Though Antoni does draw heavily from the activities of the characters from The Sun Also Rises, Carnival describes the sense of displacement and illusion experienced by the characters who have exiled themselves from their island in the West Indies. The main character, William Fletcher, has a similar wound to Jake Barnes from The Sun Also Rises, but William's wound is a self-imposed one. Though they both cannot use their penises, Jake still has the intense passion to be with women but is unable because of wound he received from World War I. On the other hand, William still has his penis but he becomes fearful whenever he gets involved intimately with women to the point where intimacy and sex become self-described hell. His one and only true love is the vivacious Rachel, who, like Brett Ashley, is the sexual focus of all the men in the novel.

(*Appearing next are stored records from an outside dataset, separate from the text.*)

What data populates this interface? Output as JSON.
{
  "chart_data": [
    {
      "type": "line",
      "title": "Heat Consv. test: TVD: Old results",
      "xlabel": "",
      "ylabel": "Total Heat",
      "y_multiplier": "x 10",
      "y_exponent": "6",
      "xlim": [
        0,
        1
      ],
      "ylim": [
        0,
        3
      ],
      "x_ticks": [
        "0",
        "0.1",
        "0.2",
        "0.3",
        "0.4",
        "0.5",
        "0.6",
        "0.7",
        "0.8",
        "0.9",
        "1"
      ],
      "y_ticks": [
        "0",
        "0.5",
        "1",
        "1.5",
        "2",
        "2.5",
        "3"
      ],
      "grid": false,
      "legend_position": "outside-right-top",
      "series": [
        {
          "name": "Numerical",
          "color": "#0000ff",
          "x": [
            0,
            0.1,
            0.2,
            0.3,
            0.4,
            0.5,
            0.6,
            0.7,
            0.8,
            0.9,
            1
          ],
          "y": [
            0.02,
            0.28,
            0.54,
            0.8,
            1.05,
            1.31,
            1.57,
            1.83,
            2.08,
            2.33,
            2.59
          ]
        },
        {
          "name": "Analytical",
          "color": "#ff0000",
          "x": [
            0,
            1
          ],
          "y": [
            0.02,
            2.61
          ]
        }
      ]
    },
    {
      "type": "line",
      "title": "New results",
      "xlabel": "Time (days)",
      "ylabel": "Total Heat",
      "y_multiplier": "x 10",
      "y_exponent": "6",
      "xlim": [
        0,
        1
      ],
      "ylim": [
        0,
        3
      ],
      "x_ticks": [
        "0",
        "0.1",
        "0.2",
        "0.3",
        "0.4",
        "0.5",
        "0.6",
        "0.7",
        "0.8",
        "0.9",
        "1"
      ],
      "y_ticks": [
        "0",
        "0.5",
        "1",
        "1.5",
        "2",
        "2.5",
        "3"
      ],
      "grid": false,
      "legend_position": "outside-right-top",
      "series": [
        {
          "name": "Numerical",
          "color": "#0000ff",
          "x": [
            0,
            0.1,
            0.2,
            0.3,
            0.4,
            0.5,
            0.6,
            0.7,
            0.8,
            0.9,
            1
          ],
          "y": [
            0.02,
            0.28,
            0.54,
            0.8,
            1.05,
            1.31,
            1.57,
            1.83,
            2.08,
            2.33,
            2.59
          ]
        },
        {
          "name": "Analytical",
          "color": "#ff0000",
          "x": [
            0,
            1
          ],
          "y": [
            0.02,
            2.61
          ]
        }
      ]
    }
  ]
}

According to Publishers Weekly, the novel falters: "For all the debauchery that is Carnival (think Scotch, marijuana, fireworks, jouvert bands), this section of the novel feels curiously bloodless, perhaps because Antoni's style tends toward short fragments ("He sat up, arms folded over chest. Breathing quickly. His chest rising, falling. Staring down at the ground") and weak transitions ("Before I had a chance to think about it..."; "Before I knew it..."; etc.) The final act of the novel shifts to a remote, mountainous region where William and friends intend to sober up from the merrymaking, but instead find themselves involved in a violent incident involving the Earth People (an isolated settlement of rastas) and a racist police force. Antoni's major themes—race (William is white, Laurence black, Rachel French-Creole) and sexuality—are good ones, but they're not sufficiently developed, and the plot feels somewhat manufactured".